Of the forty-four botched executions nationwide since 1982, thirty-three involved lethal injection. The majority of botched executions occurred because of human error such as the inability to locate a suitable vein, the failure to properly anchor a needle which subsequently popped out, inserting a needle through a vein so the chemicals flowed directly into soft tissue and restraining the inmate with such force that the chemicals could not circulate throughout the body. In each case, there was intense emotional and physical suffering by the prisoner and in several cases, a curtain was drawn to shield the witnesses, including the victim’s family, from the grisly scene.
In late April of 2015, the U.S. Supreme Court is scheduled to review whether the sedative midazolam may be used as part of a cocktail in the lethal injection protocol. The petitioners (prisoners) argue that even in the absence of human error described above, midazolam is incapable of rendering the prisoner unconscious though it may have been administered correctly. As a result, the prisoners are likely to endure agonizing deaths. Because midazolam does not have a proven record of causing the required unconsciousness, the petitioners argue that they are being treated as human experiments.

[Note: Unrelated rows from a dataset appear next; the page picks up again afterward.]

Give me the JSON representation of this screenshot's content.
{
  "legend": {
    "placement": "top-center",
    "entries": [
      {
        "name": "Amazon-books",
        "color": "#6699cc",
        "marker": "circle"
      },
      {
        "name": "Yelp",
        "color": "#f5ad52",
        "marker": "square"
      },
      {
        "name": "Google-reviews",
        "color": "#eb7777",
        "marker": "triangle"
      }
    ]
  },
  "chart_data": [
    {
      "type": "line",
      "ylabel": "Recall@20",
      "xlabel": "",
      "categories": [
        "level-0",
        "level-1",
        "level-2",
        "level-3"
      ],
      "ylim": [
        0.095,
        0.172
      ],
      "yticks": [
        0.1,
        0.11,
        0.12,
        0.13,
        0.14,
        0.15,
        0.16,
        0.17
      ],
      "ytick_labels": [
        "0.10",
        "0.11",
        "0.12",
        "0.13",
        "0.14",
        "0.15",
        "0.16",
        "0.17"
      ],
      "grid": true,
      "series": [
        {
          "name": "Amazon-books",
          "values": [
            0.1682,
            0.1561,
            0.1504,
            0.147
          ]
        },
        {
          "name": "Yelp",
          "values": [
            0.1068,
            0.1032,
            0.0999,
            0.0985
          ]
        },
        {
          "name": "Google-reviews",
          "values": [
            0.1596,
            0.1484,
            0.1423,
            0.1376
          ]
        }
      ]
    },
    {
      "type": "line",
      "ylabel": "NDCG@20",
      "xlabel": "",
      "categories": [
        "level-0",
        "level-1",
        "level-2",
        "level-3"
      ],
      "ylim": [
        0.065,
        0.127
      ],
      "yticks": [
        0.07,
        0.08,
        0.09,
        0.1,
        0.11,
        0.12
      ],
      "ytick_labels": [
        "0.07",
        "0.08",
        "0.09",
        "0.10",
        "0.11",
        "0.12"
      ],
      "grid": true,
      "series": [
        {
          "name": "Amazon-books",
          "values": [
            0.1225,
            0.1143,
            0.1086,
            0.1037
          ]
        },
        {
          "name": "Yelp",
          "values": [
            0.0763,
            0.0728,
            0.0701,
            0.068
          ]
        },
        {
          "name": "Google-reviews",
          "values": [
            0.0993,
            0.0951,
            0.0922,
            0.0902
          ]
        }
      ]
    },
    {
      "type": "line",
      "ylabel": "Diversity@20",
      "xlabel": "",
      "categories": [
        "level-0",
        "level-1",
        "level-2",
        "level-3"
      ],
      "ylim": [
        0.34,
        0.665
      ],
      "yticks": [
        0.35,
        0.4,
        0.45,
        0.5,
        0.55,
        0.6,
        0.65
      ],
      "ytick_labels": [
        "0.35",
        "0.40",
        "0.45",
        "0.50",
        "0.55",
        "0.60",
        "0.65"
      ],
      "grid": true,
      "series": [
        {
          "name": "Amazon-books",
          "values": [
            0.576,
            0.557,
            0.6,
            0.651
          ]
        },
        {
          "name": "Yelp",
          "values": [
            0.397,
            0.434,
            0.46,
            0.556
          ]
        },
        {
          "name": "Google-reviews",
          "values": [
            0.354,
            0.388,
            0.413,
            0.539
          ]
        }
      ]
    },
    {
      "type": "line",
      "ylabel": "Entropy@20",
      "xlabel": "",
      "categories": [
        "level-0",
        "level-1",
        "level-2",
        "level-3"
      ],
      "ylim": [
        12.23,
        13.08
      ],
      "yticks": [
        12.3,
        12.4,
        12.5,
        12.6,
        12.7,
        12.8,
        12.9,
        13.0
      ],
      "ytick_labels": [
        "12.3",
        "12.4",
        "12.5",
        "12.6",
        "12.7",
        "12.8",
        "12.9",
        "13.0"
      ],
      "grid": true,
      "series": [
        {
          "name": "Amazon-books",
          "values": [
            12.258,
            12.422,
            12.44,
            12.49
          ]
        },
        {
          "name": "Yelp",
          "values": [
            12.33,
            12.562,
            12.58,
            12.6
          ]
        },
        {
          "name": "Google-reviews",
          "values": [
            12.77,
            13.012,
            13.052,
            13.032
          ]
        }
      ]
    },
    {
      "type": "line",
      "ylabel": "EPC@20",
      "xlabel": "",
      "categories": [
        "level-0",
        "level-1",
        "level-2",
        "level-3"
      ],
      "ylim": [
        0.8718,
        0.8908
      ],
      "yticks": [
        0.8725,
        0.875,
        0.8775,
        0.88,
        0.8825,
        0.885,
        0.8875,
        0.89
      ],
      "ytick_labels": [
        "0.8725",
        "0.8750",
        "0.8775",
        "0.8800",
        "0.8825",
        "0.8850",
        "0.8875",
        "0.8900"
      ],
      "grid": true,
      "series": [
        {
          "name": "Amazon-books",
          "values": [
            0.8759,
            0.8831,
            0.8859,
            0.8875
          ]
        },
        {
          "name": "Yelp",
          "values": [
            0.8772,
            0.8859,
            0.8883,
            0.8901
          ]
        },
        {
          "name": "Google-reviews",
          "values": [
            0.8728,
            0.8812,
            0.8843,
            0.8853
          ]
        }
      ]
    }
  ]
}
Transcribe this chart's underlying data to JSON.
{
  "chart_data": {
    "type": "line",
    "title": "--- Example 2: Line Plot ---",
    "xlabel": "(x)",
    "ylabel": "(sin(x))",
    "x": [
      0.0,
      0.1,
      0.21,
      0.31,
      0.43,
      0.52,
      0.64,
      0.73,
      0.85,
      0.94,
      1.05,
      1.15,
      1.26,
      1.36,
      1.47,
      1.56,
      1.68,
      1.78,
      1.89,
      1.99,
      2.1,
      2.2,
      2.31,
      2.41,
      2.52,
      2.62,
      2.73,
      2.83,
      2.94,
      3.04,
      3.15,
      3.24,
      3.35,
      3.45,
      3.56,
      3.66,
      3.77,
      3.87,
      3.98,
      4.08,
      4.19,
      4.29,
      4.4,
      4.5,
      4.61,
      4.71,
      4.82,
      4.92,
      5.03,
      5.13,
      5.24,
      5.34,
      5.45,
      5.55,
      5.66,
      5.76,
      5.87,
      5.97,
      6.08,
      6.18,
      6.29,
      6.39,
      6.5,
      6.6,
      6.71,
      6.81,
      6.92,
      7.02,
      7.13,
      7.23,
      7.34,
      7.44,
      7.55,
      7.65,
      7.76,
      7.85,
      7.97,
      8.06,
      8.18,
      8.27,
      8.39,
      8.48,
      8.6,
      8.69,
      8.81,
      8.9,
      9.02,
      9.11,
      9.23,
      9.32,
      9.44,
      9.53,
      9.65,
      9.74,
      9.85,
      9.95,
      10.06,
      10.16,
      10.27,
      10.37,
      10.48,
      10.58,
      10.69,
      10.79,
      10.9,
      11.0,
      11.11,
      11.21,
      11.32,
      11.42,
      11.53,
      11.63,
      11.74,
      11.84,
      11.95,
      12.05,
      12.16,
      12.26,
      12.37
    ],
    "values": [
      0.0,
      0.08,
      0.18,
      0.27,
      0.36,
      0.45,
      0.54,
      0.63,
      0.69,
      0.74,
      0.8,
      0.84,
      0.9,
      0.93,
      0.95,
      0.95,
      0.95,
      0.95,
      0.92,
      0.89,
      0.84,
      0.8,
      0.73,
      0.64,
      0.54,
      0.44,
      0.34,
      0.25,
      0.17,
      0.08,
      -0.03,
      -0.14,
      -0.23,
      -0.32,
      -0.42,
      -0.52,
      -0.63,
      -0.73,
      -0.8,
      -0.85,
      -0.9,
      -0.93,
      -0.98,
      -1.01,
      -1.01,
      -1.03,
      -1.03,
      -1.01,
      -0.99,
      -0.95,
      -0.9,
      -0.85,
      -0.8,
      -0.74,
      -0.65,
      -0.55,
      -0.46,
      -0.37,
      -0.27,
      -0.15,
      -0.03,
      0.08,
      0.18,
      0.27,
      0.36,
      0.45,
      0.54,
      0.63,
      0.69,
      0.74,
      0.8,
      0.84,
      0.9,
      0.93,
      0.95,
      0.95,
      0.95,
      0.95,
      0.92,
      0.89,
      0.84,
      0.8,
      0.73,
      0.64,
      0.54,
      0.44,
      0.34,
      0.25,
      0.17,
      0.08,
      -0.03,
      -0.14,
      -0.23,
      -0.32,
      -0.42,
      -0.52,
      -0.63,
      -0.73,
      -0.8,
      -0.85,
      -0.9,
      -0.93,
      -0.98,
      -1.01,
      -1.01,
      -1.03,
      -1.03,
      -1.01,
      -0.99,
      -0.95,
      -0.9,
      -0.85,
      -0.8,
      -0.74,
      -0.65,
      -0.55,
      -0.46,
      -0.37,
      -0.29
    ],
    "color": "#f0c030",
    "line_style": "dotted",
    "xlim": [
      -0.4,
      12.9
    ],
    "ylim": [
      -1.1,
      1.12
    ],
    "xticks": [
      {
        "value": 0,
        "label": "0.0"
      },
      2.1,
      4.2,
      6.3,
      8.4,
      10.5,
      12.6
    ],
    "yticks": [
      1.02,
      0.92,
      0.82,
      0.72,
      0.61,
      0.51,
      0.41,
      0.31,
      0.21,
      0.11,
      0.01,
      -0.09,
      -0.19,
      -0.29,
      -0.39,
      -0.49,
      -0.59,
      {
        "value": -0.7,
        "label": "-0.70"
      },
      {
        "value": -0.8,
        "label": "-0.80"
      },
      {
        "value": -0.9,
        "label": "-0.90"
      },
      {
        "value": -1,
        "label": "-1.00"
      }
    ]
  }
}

A similar appeal is pending in North Carolina court arising from a 2007 appeal asserting that the three-drug protocol is cruel and unusual in violation of the U.S. and North Carolina Constitutions. The issue, however, may be moot as the North Carolina General Assembly adopted a single drug execution protocol in October 2013. The single-drug protocol has been met with “success” in several other states since 2009. One of the reasons that all states have not transitioned to the seemingly less cruel single-drug protocol is that the drug required for a single-drug protocol simply is not available as pharmaceutical companies, particularly European manufacturers, refuse to sell the drugs for use in executions. States have responded by maintaining the three-drug protocol or experimenting with untested concoctions.
The U.S. Supreme Court has not reviewed the constitutionality of the death penalty in nearly forty years. During that time, over seventy countries abolished the death penalty. The death penalty is prohibited in approximately one-hundred forty nations. The United States is one of the only industrialized nations that has not abolished the death penalty, and in fact, consistently ranks among the top six nations with the highest number of confirmed executions globally, keeping company with China, Iran, Iraq, Saudi Arabia, and Somalia. Although we may no longer put horse thieves and burglars in front of firing squads in the name of justice, we still support a practice that has been condemned by most of the rest of the world. And when it comes to capital punishment, it might be a good thing for us to be part of a different crowd.